Bis vor Kurzem zumindest. In der Zentrale von Coca-Cola zeichnet sich ein Wandel ab, der einen Trend lostreten könnte: Der Getränkekonzern hat seine Anrufbeantworter unlängst abgestellt – um „die Art und Weise, wie wir arbeiten, zu vereinfachen und um die Produktivität zu steigern”, wie es in einem internen Rundschreiben von IT-Chef Ed Steinike hieß. Anrufer, die ihren gewünschten Gesprächspartner nicht erreichen, hören seither nur noch eine Bandansage, die zwei Möglichkeiten offenlässt: Entweder probiert es der Anrufer später noch einmal per Telefon – oder man schickt gleich eine E-Mail ab.

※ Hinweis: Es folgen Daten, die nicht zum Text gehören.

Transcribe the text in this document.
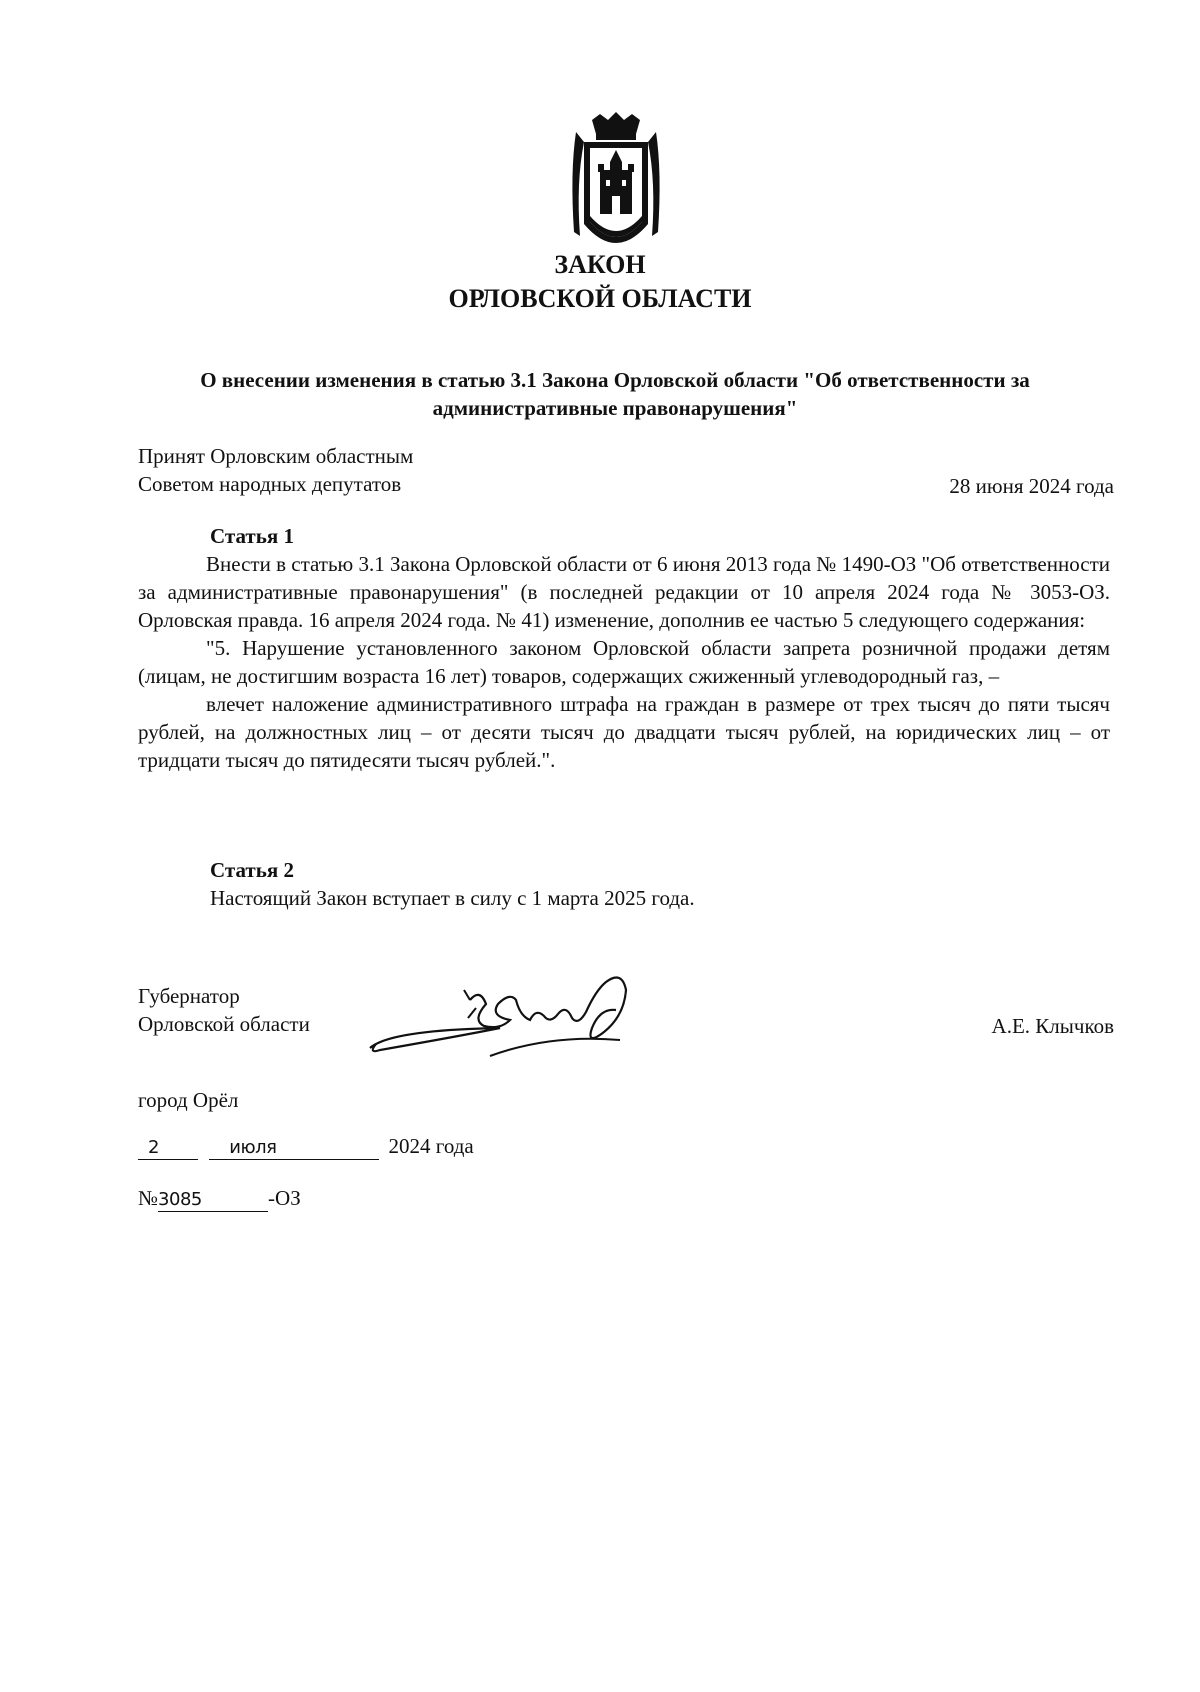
ЗАКОН
ОРЛОВСКОЙ ОБЛАСТИ
О внесении изменения в статью 3.1 Закона Орловской области "Об ответственности за
административные правонарушения"
Принят Орловским областным
Советом народных депутатов	28 июня 2024 года
Статья 1

Внести в статью 3.1 Закона Орловской области от 6 июня 2013 года № 1490-ОЗ "Об ответственности за административные правонарушения" (в последней редакции от 10 апреля 2024 года № 3053-ОЗ. Орловская правда. 16 апреля 2024 года. № 41) изменение, дополнив ее частью 5 следующего содержания:

"5. Нарушение установленного законом Орловской области запрета розничной продажи детям (лицам, не достигшим возраста 16 лет) товаров, содержащих сжиженный углеводородный газ, –

влечет наложение административного штрафа на граждан в размере от трех тысяч до пяти тысяч рублей, на должностных лиц – от десяти тысяч до двадцати тысяч рублей, на юридических лиц – от тридцати тысяч до пятидесяти тысяч рублей.".

Статья 2
Настоящий Закон вступает в силу с 1 марта 2025 года.
Губернатор
Орловской области	А.Е. Клычков
город Орёл
2	июля	2024 года
№3085	-ОЗ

Das Rundschreiben des IT-Chefs habe unter den Mitarbeitern von Coca-Cola zunächst für Unruhe gesorgt, berichtet die Agentur Bloomberg. Die Abschaffung der Anrufbeantworter sei wohl ein Teil des Plans, die Kosten bis 2019 jährlich um 3 Milliarden Dollar zu senken, hieß es in Atlanta. Der Konzern muss sparen, weil der Cola-Absatz zuletzt schwächelte. Doch das Geld allein kann es nicht sein: Das Ende der Anrufbeantworter bringe insgesamt weniger als 100.000 Dollar pro Jahr, erklärte eine Konzernsprecherin.

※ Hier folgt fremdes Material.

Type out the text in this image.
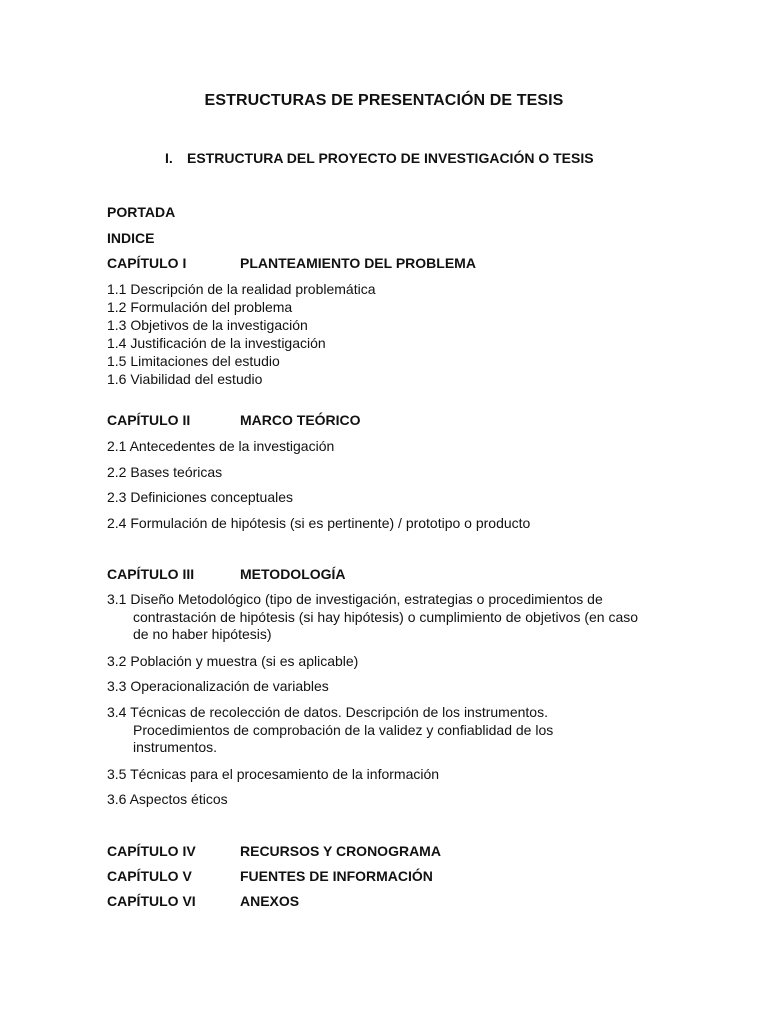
ESTRUCTURAS DE PRESENTACIÓN DE TESIS
I. ESTRUCTURA DEL PROYECTO DE INVESTIGACIÓN O TESIS
PORTADA
INDICE
CAPÍTULO I	PLANTEAMIENTO DEL PROBLEMA
1.1 Descripción de la realidad problemática
1.2 Formulación del problema
1.3 Objetivos de la investigación
1.4 Justificación de la investigación
1.5 Limitaciones del estudio
1.6 Viabilidad del estudio
CAPÍTULO II	MARCO TEÓRICO
2.1 Antecedentes de la investigación
2.2 Bases teóricas
2.3 Definiciones conceptuales
2.4 Formulación de hipótesis (si es pertinente) / prototipo o producto
CAPÍTULO III	METODOLOGÍA
3.1 Diseño Metodológico (tipo de investigación, estrategias o procedimientos de contrastación de hipótesis (si hay hipótesis) o cumplimiento de objetivos (en caso de no haber hipótesis)
3.2 Población y muestra (si es aplicable)
3.3 Operacionalización de variables
3.4 Técnicas de recolección de datos. Descripción de los instrumentos. Procedimientos de comprobación de la validez y confiablidad de los instrumentos.
3.5 Técnicas para el procesamiento de la información
3.6 Aspectos éticos
CAPÍTULO IV	RECURSOS Y CRONOGRAMA
CAPÍTULO V	FUENTES DE INFORMACIÓN
CAPÍTULO VI	ANEXOS
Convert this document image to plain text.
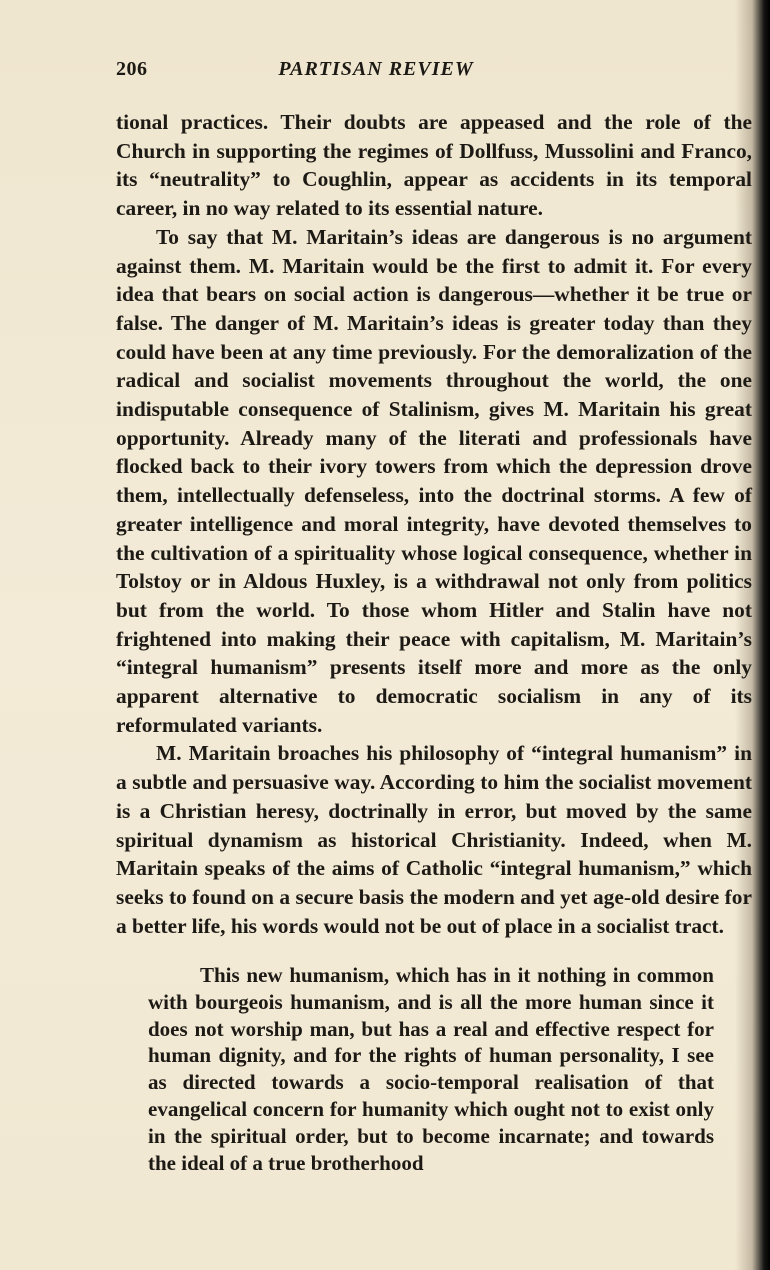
206	PARTISAN REVIEW

tional practices. Their doubts are appeased and the role of the Church in supporting the regimes of Dollfuss, Mussolini and Franco, its “neutrality” to Coughlin, appear as accidents in its temporal career, in no way related to its essential nature.

To say that M. Maritain’s ideas are dangerous is no argument against them. M. Maritain would be the first to admit it. For every idea that bears on social action is dangerous—whether it be true or false. The danger of M. Maritain’s ideas is greater today than they could have been at any time previously. For the demoralization of the radical and socialist movements throughout the world, the one indisputable consequence of Stalinism, gives M. Maritain his great opportunity. Already many of the literati and professionals have flocked back to their ivory towers from which the depression drove them, intellectually defenseless, into the doctrinal storms. A few of greater intelligence and moral integrity, have devoted themselves to the cultivation of a spirituality whose logical consequence, whether in Tolstoy or in Aldous Huxley, is a withdrawal not only from politics but from the world. To those whom Hitler and Stalin have not frightened into making their peace with capitalism, M. Maritain’s “integral humanism” presents itself more and more as the only apparent alternative to democratic socialism in any of its reformulated variants.

M. Maritain broaches his philosophy of “integral humanism” in a subtle and persuasive way. According to him the socialist movement is a Christian heresy, doctrinally in error, but moved by the same spiritual dynamism as historical Christianity. Indeed, when M. Maritain speaks of the aims of Catholic “integral humanism,” which seeks to found on a secure basis the modern and yet age-old desire for a better life, his words would not be out of place in a socialist tract.

This new humanism, which has in it nothing in common with bourgeois humanism, and is all the more human since it does not worship man, but has a real and effective respect for human dignity, and for the rights of human personality, I see as directed towards a socio-temporal realisation of that evangelical concern for humanity which ought not to exist only in the spiritual order, but to become incarnate; and towards the ideal of a true brotherhood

Offenbar geht es bei diesem Thema um mehr als Geld – nämlich um die Zufriedenheit der Mitarbeiter. „Viele Leute in vielen Unternehmen haben ganz einfach nicht die Zeit und den Willen, sich am Ende oder am Anfang des Tages 25 Minuten lang durch 15 bis 25 hinterlassene Nachrichten zu kämpfen“, erklärt Michael Schrage, Wissenschaftler am Massachusetts Institute of Technology. „Menschen über 40 Jahre sind schizophren, wenn es um Anrufbeantworter geht. Leute unter 35 Jahren nutzen diese hingegen kaum.”

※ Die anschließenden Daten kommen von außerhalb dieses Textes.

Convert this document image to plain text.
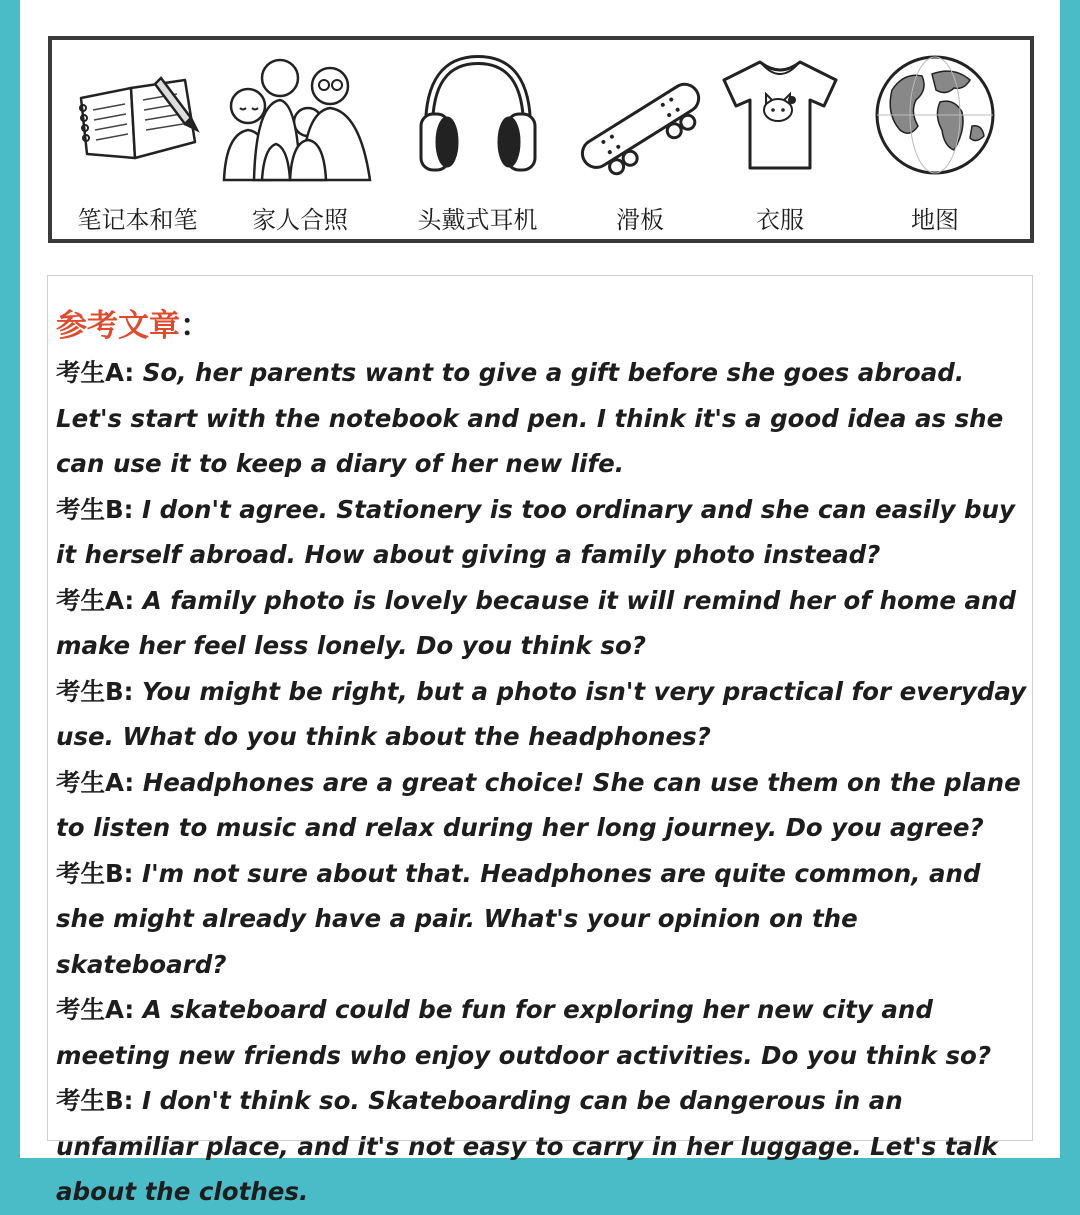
笔记本和笔	家人合照	头戴式耳机	滑板	衣服	地图
参考文章：
考生A: So, her parents want to give a gift before she goes abroad. Let's start with the notebook and pen. I think it's a good idea as she can use it to keep a diary of her new life.
考生B: I don't agree. Stationery is too ordinary and she can easily buy it herself abroad. How about giving a family photo instead?
考生A: A family photo is lovely because it will remind her of home and make her feel less lonely. Do you think so?
考生B: You might be right, but a photo isn't very practical for everyday use. What do you think about the headphones?
考生A: Headphones are a great choice! She can use them on the plane to listen to music and relax during her long journey. Do you agree?
考生B: I'm not sure about that. Headphones are quite common, and she might already have a pair. What's your opinion on the skateboard?
考生A: A skateboard could be fun for exploring her new city and meeting new friends who enjoy outdoor activities. Do you think so?
考生B: I don't think so. Skateboarding can be dangerous in an unfamiliar place, and it's not easy to carry in her luggage. Let's talk about the clothes.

Technologieexperten sagen deshalb schon seit Längerem den Tod des Anrufbeantworters voraus. Jüngere Leute, die mit der Kurznachricht SMS oder der Smartphone-Anwendung Whatsapp aufgewachsen sind, ignorieren die Anrufbeantworter ihrer Eltern bereits – und bringen diese Einstellung später auch mit ins Büro.